Hillsborough prosecutors sought to have Daniels held under the Ryce Act when his prison term ended in March 1999. Treated while awaiting trial, he went free in November 2001; prosecutors could not find any doctors to testify that he should remain behind bars.
But in March, Daniels was arrested after a 10-year-old Tampa girl said he tried to accost her while she was walking home from her bus stop. Based on her statements, he was charged with violating his probation by trying to have contact with a minor.
So can sex criminals fool the experts into believing they're safe?
"It's a good question. It's real hard (to tell), especially if the person is bright and knows the lingo," said Dr. Karen Parker, the clinical director of the Sexually Violent Predators Program for the state's Department of Children and Families.
Since 1999, the department has screened 9,750 sex offenders about to be released from prison but recommended that just 610 of them be committed under Jimmy Ryce.
The most common type of sex offender -- a white, married male who molests a daughter or stepdaughter -- probably wouldn't meet Jimmy Ryce criteria since his statistical chances of reoffending are small. Same for an elderly, crippled rapist who in the past overpowered his victims but is now confined to a wheelchair.
Who makes the cut? The worst of the worst: often repeat offenders who target strangers. A few, experts concede, are genuine psychopaths beyond the reach of psychological methods.
Jeanine Cohen, the assistant public defender who handles Jimmy Ryce cases in Hillsborough, believes it would be more efficient -- and constitutionally sound -- to give sex offenders treatment during their initial incarceration, rather than hold them under the Ryce Act. The act is named for a 9-year-old Dade County boy who was raped, murdered and dismembered in 1995.
For men who volunteer for treatment under the act, Cohen noted, there's a risk: Everything they say in treatment can be used against them at trial.

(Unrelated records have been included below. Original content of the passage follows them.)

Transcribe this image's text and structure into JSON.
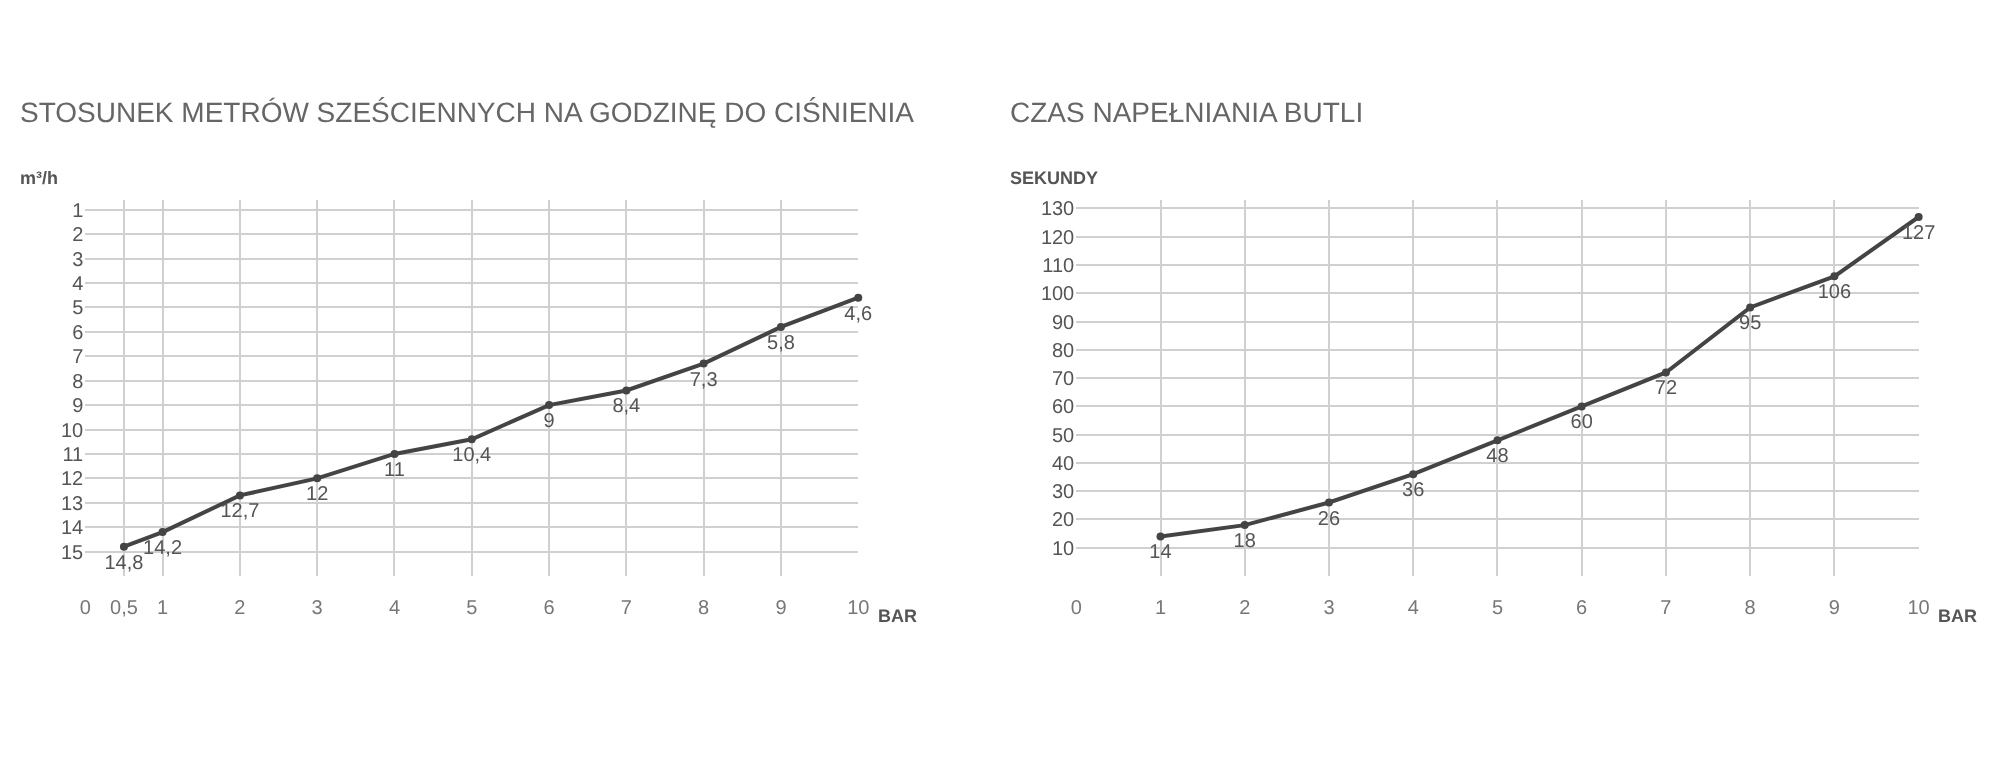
{
  "chart_data": [
    {
      "type": "line",
      "title": "STOSUNEK METRÓW SZEŚCIENNYCH NA GODZINĘ DO CIŚNIENIA",
      "ylabel": "m³/h",
      "xlabel": "BAR",
      "x": [
        0.5,
        1,
        2,
        3,
        4,
        5,
        6,
        7,
        8,
        9,
        10
      ],
      "series": [
        {
          "color": "#444444",
          "values": [
            14.8,
            14.2,
            12.7,
            12,
            11,
            10.4,
            9,
            8.4,
            7.3,
            5.8,
            4.6
          ],
          "value_labels": [
            "14,8",
            "14,2",
            "12,7",
            "12",
            "11",
            "10,4",
            "9",
            "8,4",
            "7,3",
            "5,8",
            "4,6"
          ]
        }
      ],
      "xlim": [
        0,
        10
      ],
      "xticks": [
        0,
        {
          "value": 0.5,
          "label": "0,5"
        },
        1,
        2,
        3,
        4,
        5,
        6,
        7,
        8,
        9,
        10
      ],
      "ylim": [
        16,
        0.6
      ],
      "yticks": [
        1,
        2,
        3,
        4,
        5,
        6,
        7,
        8,
        9,
        10,
        11,
        12,
        13,
        14,
        15
      ],
      "grid": true,
      "marker": "circle"
    },
    {
      "type": "line",
      "title": "CZAS NAPEŁNIANIA BUTLI",
      "ylabel": "SEKUNDY",
      "xlabel": "BAR",
      "x": [
        1,
        2,
        3,
        4,
        5,
        6,
        7,
        8,
        9,
        10
      ],
      "series": [
        {
          "color": "#444444",
          "values": [
            14,
            18,
            26,
            36,
            48,
            60,
            72,
            95,
            106,
            127
          ]
        }
      ],
      "data_labels": true,
      "xlim": [
        0,
        10
      ],
      "xticks": [
        0,
        1,
        2,
        3,
        4,
        5,
        6,
        7,
        8,
        9,
        10
      ],
      "ylim": [
        0,
        133
      ],
      "yticks": [
        10,
        20,
        30,
        40,
        50,
        60,
        70,
        80,
        90,
        100,
        110,
        120,
        130
      ],
      "grid": true,
      "marker": "circle"
    }
  ]
}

"They're making a decision to take this gamble, which so far has been paying off in Hillsborough County," Cohen said. "Look at the numbers. I think those who really want to help themselves have obviously worked really well at the program, to get out in a year to three years."
Michael Sinacore, the Hillsborough prosecutor who oversees Ryce cases, believes the law is effective in channeling people to treatment, but he said it can offer no guarantees that sex criminals will stay out of trouble.
"You can't read their minds," Sinacore said. "So it's up to the experience of the experts to determine whether these people have truly improved or whether they've just learned what to say. It isn't an exact science."
Meanwhile, Johnson, the pedophile, puts in 30 hours a week at the bakery and tries to keep his nights full. He lives in a rooming house and is saving for his own apartment. Members of the Baptist church he attends know of his past and accept him, he said, and he talks about his struggles in a church brotherhood group.
"They say there's no cure, and there might not be a cure," Johnson said. "You've got to be on guard at all times."